イントロダクションの書き方

昨日の午後は、大学院生の論文原稿を読んで、コメントを書いた。以下は、その抜粋である。

論文を書くうえでは、まず、次の3項目を箇条書きに整理することを薦めます。

  • (1) 結果
  • (2) 結論
  • (3) 結論の意義(セールスポイント)

そして、結論に対応する疑問文を、イントロダクションの最後の段落で書きます。結論が2つあるなら、2つの疑問文を書きます。
原稿では、次の2つの疑問文が提起されています。
(中略)
したがって、スタイル自体は、定石どおりです。しかし、これら2つの疑問文と結論がきちんと対応していません。
(中略)
最初に書く論文で、大問題に決着をつける必要はありません。論文を書くうえで大切なことは、説得力です。結果から説得力をもって主張できることは何かをよく考え、結論の意義を整理したうえで、イントロダクションを改稿してください。
イントロダクションを改稿するにあたっては、可能な限り4段落構成にしてください。もっと複雑な構成でイントロダクションを書いている論文もあります。しかし、初心者のうちは、4段落構成を薦めます。問題設定の背景説明が明快にできる場合には、3段落でも構いません。
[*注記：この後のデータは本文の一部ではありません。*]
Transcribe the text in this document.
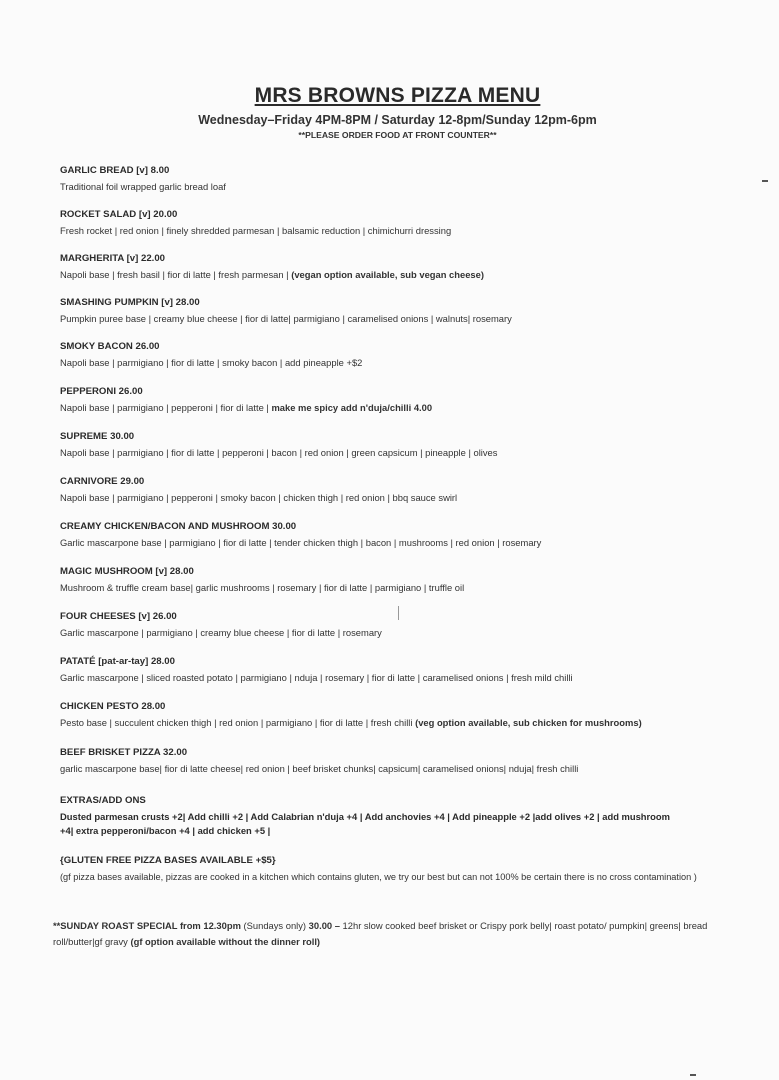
MRS BROWNS PIZZA MENU
Wednesday–Friday 4PM-8PM / Saturday 12-8pm/Sunday 12pm-6pm
**PLEASE ORDER FOOD AT FRONT COUNTER**
GARLIC BREAD [v] 8.00
Traditional foil wrapped garlic bread loaf
ROCKET SALAD [v] 20.00
Fresh rocket | red onion | finely shredded parmesan | balsamic reduction | chimichurri dressing
MARGHERITA [v] 22.00
Napoli base | fresh basil | fior di latte | fresh parmesan | (vegan option available, sub vegan cheese)
SMASHING PUMPKIN [v] 28.00
Pumpkin puree base | creamy blue cheese | fior di latte| parmigiano | caramelised onions | walnuts| rosemary
SMOKY BACON 26.00
Napoli base | parmigiano | fior di latte | smoky bacon | add pineapple +$2
PEPPERONI 26.00
Napoli base | parmigiano | pepperoni | fior di latte | make me spicy add n'duja/chilli 4.00
SUPREME 30.00
Napoli base | parmigiano | fior di latte | pepperoni | bacon | red onion | green capsicum | pineapple | olives
CARNIVORE 29.00
Napoli base | parmigiano | pepperoni | smoky bacon | chicken thigh | red onion | bbq sauce swirl
CREAMY CHICKEN/BACON AND MUSHROOM 30.00
Garlic mascarpone base | parmigiano | fior di latte | tender chicken thigh | bacon | mushrooms | red onion | rosemary
MAGIC MUSHROOM [v] 28.00
Mushroom & truffle cream base| garlic mushrooms | rosemary | fior di latte | parmigiano | truffle oil
FOUR CHEESES [v] 26.00
Garlic mascarpone | parmigiano | creamy blue cheese | fior di latte | rosemary
PATATÉ [pat-ar-tay] 28.00
Garlic mascarpone | sliced roasted potato | parmigiano | nduja | rosemary | fior di latte | caramelised onions | fresh mild chilli
CHICKEN PESTO 28.00
Pesto base | succulent chicken thigh | red onion | parmigiano | fior di latte | fresh chilli (veg option available, sub chicken for mushrooms)
BEEF BRISKET PIZZA 32.00
garlic mascarpone base| fior di latte cheese| red onion | beef brisket chunks| capsicum| caramelised onions| nduja| fresh chilli
EXTRAS/ADD ONS
Dusted parmesan crusts +2| Add chilli +2 | Add Calabrian n'duja +4 | Add anchovies +4 | Add pineapple +2 |add olives +2 | add mushroom +4| extra pepperoni/bacon +4 | add chicken +5 |
{GLUTEN FREE PIZZA BASES AVAILABLE +$5}
(gf pizza bases available, pizzas are cooked in a kitchen which contains gluten, we try our best but can not 100% be certain there is no cross contamination )
**SUNDAY ROAST SPECIAL from 12.30pm (Sundays only) 30.00 – 12hr slow cooked beef brisket or Crispy pork belly| roast potato/ pumpkin| greens| bread roll/butter|gf gravy (gf option available without the dinner roll)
これらは、大学院生の原稿に対して、私がいつも述べているコメントである。今回、このブログに転載することを想定して、一般的な注意点として整理してみた。このように書き残しておけば、論文を書く他の大学院生に参考になるだろう。もっと早く、このように整理してみるべきだった。
このように整理をしようと思ったのは、「これポ」を読んでからである。私には「序論折り紙」(イントロ折り紙)がピンとこなかった
※ 前回書いたように、大いに参考になったという意見もあるので、個人差があるのだと思う。したがって、私の流儀についても、参考になる人と、ならない人がいるだろう。
「序論折り紙」では、「何をやるのか」を起点にして、逆順にさかのぼって骨子を練るように推奨されている。私も大学院生に、「イントロダクションは最後の段落から書け」と指導している。「逆順にさかのぼって」という方針は、私の方針と同じである。
しかし、私は上記のように、「結論」を起点にするように推奨している。この点が、「序論折り紙」との違いである。
 イントロダクションをうまく書けずに困っている大学院生は、多くの場合、「結論」を整理できていない。しかし、「結論」が決まってからでないと、論文は書けないのである。
 「結論」を決める前にイントロダクションを書こうとすると、研究計画の時点での問題意識・問題設定を、つい文章にしてしまう。つまり、「何をやるのか」を書こうとして、実際の結論とはくい違った問題を提起しがちである。とくに、解決できていない大きな問題を提起してしまうことが多い。
 だから私は、結論を先に決めるように、繰り返し注意している。
 なお、「結論」とは、「結果」によって支持される命題である。「結論」を導くには、著者の問題意識や仮説にもとづいて「結果」を分析し、得られた「結果」から言えることと、著者が主張したいことの間で、折り合いをつける必要がある。このためには、結果の解析→暫定的な結論(=仮説)設定→結果の再解析→結論の修正→結果の再再解析→・・・という一連の作業を繰り返し、結論を収束させる必要がある。この作業が収束しないうちは、イントロダクションは書けない。
結論が明確になり、結果・結論・結論の意義が箇条書きにできたら、イントロダクションを次のような順番で書き進めるのが良いだろう。
(1) 結論に対応する疑問文を作り、これをもとにイントロダクションの最後の段落を書く。
(2) 最初の段落を書く。ここでは、多くの読者の注意をひくために、できるだけ一般的な関心を呼ぶような書き方をする。
(3) 一般的な導入(第一段落)と、疑問文として設定した具体的な問題(通常は第4段落)をつなぐ論理を考え、第2・第3段落の構成を考える。
イントロダクションの構成は、上記のコメントのように、4段落構成を推奨している。4段落の関係は、「起承転結」に対応づけると理解しやすい。つまり、「承」に相当する第2段落では、最初の段落で提起した一般的な問題を受けてより具体的な背景説明を行い、「転」に相当する第3段落で、独自の視点を提示する。
科学論文の書き方に関する多くの文献には、科学論文の構成に「起承転結」はなじまない、と書かれている。しかし、私の経験では、イントロダクションに関しては、「起承転結」の4段落構成がもっとも明快である。
「承」・「転」に相当する説明を3つ以上の段落に分けて書いている論文もある。確かに、そのほうがわかりやすい場合もある。しかし、もっと簡潔に書き直すことができる場合も少なくない。
 以上は、私の場合の定石である。我流の部分もあるに違いない。みなさんのコメントを歓迎する。